With the efficiency to retain particles as small as 0.3 microns, the fibers in HEPA carry the ability to remove 99.97% of fine particles that fall below the diameter of 0.3 micrometers. HEPA filters are most useful for people with asthma as they can reduce very fine particles like tobacco and bacteria.
Related article: Can You Wash a HEPA Filter?
Known for being cost-effective and environmentally friendly, these types of filters are effective in reducing fine dust particles. This is why major brands use these air filters to prevent the transmission of severe diseases, ensuring the best air quality.
Electrostatic filters use electrostatic magnets that pull toxic pollutants out of the room. These filters are available in the market and are sold with disposable and washable features.
Pleated filters are designed with fabric and folded cotton that breaks the small and large air molecules on a wide filter surface.

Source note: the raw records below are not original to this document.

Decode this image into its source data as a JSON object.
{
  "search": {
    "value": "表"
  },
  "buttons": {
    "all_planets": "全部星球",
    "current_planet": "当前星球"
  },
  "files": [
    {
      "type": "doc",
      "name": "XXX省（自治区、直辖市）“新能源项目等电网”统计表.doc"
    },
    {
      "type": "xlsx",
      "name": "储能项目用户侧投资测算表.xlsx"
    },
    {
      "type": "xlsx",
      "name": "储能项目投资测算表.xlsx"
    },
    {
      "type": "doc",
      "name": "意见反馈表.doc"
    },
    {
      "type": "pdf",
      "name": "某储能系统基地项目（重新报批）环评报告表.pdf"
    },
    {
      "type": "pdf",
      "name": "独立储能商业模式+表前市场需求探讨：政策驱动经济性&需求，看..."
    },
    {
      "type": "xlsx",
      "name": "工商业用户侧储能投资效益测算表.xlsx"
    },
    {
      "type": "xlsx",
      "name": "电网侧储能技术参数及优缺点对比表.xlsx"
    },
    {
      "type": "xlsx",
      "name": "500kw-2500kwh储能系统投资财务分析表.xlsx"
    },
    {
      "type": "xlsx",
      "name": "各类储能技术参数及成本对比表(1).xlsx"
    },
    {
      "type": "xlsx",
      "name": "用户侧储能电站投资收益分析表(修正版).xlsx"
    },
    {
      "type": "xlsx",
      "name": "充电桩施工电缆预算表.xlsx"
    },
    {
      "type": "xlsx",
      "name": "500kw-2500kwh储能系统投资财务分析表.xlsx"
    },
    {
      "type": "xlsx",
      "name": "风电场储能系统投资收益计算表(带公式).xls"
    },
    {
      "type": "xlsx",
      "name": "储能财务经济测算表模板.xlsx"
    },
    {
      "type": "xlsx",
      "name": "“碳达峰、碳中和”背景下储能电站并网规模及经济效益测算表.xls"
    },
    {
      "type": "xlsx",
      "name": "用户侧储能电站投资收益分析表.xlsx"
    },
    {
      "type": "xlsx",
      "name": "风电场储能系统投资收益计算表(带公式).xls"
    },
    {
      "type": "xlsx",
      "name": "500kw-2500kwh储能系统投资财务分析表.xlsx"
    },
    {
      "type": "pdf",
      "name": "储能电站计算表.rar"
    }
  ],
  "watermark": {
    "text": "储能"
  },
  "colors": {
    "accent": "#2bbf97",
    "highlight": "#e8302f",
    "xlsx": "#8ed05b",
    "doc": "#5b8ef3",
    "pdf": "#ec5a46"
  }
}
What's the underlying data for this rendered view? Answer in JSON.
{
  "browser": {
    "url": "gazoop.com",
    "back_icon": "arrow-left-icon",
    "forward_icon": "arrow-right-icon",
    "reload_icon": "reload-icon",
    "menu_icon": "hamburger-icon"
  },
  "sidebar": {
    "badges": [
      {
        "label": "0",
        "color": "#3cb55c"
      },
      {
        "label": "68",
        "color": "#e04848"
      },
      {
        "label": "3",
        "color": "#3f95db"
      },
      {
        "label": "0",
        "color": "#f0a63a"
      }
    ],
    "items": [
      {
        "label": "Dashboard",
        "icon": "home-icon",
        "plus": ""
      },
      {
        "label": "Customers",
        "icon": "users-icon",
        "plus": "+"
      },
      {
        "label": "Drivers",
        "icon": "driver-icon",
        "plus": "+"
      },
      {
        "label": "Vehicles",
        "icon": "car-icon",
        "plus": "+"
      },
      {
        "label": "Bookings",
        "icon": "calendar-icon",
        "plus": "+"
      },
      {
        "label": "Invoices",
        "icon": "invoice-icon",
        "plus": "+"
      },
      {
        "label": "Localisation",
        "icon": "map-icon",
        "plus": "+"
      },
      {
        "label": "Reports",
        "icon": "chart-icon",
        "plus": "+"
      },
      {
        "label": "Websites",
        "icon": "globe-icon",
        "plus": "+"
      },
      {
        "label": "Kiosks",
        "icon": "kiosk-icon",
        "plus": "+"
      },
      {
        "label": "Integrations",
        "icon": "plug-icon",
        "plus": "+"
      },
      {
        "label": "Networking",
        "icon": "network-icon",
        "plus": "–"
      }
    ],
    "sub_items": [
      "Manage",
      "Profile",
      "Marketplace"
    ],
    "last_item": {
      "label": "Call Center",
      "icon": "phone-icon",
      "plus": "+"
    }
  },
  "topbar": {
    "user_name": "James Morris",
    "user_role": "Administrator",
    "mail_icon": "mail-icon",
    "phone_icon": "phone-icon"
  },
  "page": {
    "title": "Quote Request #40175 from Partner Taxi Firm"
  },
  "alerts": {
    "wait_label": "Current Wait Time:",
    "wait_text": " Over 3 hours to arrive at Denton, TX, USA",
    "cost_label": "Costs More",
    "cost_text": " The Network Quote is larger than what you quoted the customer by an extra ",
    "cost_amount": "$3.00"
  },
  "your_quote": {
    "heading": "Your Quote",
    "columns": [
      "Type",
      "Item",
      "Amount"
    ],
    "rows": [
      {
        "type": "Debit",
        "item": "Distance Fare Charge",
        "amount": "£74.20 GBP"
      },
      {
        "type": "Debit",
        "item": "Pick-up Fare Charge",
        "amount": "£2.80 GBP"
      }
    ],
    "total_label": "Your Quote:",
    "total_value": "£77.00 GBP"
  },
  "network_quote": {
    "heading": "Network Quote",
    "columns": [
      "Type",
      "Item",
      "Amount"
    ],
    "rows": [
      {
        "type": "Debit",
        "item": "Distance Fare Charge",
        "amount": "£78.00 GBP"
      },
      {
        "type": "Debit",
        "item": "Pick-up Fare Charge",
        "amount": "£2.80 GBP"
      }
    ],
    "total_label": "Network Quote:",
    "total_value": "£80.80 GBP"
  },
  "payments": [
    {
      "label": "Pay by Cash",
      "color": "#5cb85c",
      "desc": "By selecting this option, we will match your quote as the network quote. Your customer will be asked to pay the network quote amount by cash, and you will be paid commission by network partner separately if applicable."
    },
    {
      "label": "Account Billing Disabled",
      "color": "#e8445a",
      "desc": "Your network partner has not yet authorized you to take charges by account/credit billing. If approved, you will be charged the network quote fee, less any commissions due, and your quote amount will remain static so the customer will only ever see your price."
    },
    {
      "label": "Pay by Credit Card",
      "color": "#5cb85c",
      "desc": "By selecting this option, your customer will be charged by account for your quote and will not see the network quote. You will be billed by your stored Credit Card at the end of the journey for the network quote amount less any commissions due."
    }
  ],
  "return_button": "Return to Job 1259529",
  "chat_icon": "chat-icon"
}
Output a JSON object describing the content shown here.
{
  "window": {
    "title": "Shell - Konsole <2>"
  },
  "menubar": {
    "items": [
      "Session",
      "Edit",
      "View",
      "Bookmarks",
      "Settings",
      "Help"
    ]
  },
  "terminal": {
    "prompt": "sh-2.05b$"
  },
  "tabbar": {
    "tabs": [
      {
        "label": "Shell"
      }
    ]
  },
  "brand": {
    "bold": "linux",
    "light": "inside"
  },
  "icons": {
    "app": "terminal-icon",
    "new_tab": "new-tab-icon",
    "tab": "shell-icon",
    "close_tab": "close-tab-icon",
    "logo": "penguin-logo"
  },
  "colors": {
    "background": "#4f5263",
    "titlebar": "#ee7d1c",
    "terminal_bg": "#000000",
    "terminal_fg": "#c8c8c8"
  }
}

The pleated surface grabs large amounts of dust, dirt, pollen, mold, or other microscopic particles. Additionally, the filter reduces the airflow passing through the HVAC unit, ensuring that it performs well in reducing debris from the air circulating inside the room.
Picking an Efficient Filter Is Key
Whether you choose to buy an independent air filter or trust the process of an in-built air purifier in an HVAC unit, it is important to be aware of the efficiency of each filter.

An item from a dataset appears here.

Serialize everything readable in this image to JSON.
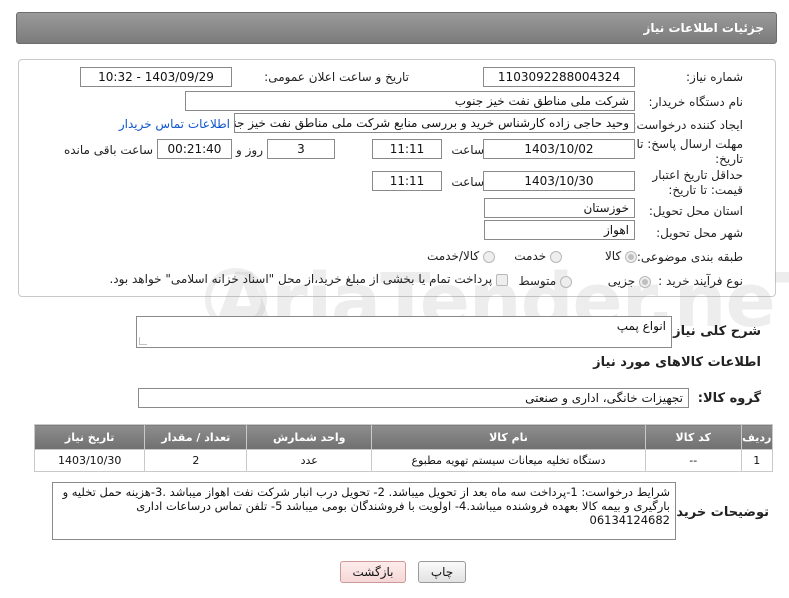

It is important to learn the difference between the MERV and MPR values to understand the performance parameters of an air purifier.
Maximum Efficiency Reporting Value (MERV), indicates the performance of a cleaner with respect to filtering different particle sizes. Generally, MERV ratings are indicated to be within the range of 2-16 rating, with a higher rating between 8 to 16 indicating the medium to best efficiency.
On the other hand, the Microparticle Performance Rating (MPR) is the filter’s capacity to remove microscopic particles with sizes of 0.3-1 microns. The standard MPR rating to gauge the filter’s capacity starts at 100, reaching 2.800 for long-lasting performance.
Related article: Air Conditioners Buyer’s Guide
Air filters require replacements every few weeks or a month to get the best results and optimal air filtration. Buying replacements is important as these air filters are exposed to every kind of harmful substance that can overwhelm the internal functioning of the HVAC unit.